Through the wavering atmospheric lustre that emanated from the fantastic object on his father’s head the whole spectacle struck the prostrate lad with a strange sense of some vast world-history reaching some long-prognosticated moment, where life in its mysterious essence, human, sub-human, super-human, cosmic, and astronomic, had arrived at some pivotal point where the whole business, inscrutable, unspeakable, absolutely real, but beyond both mind and matter, gathers itself together to become something for which naturally enough there is as yet no name.

Then he saw Orion draw the arrow back on its quivering
bow-string
against his naked breast and let it fly. It flew with a reverberating directness straight towards the reclining Typhon and past the very feet of the recumbent Creator of Atlantis. It passed clean through one of the outstretched hands of the Man-Dragon, nailing it to the ground; and Orion perceiving this and glorying in it had the same look upon his face as when with his arrows he drove the Pleiades into the sky, and again when he came at last upon the sun-god Helios newly-risen over the edge of the world and was cured of his blindness.
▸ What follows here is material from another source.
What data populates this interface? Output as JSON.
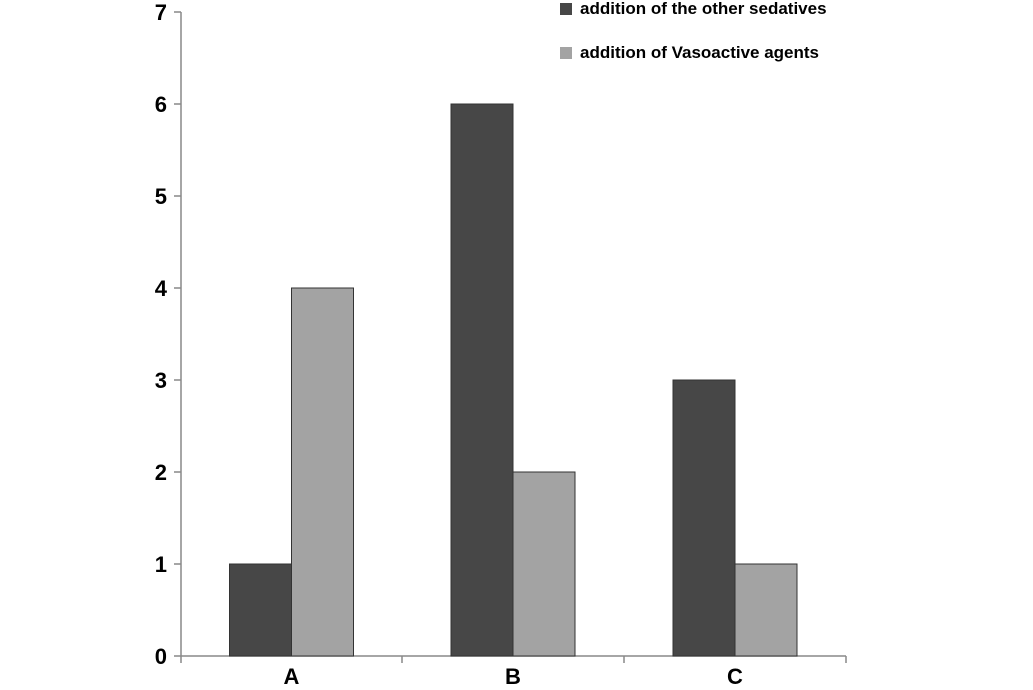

But the latest and greatest of the primeval children of our Mother the Earth was not overcome by this shock. He didn’t roar, nor did he howl; he didn’t shriek, nor did he bellow: he didn’t curse nor wail, nor yell, nor rumble, nor weep, nor moan. He only lifted as high as he could his right shoulder, for it was his left hand that had been hit, swung his right arm downward across his bent torso, seized the arrow and struggled to pull it out. The arrow, however, after piercing his hand, had gone deep into a very obstinate piece of rock, and pull as he might with that powerful arm and that powerful shoulder he couldn’t pull it out.

While he struggled with it Nisos could see the vast figure of Orion approaching with long strides and brandishing his bronze club. At that particular sight the young man’s mind moved very fast. He recalled what his father, lying now by his side, had told him, and how the words he used had of their own accord, so he declared, taken upon them the rhythm of poetry. In fact
simultaneously with the approach of that tall terrifying figure, Nisos seemed to catch again the very syllables of what the old warrior had muttered at that moment.

“Tonde met’ Orionay pelorion eisenoeesa.”

“Chersin echone rapalon panchalkeon aien aages.”

What astonished the young man most in himself at that crucial second was that in spite of all tradition, convention, propriety, decency, law, order, education, custom, and harmonious necessity, he found that his sympathy was with the hunted and not the hunter, with the ugly and not the beautiful, with the Monster, and not the destroyer of Monsters, and he suddenly felt in himself a mad, wicked, rebellious, reckless impulse to jump up from the side of Odysseus, clutch the double-edged dagger that had belonged to the son of Arcadian Pan, leap on the shoulder of this god-defying Man-Dragon, and spur him on with a mocking and resounding challenge to withstand Orion to the death!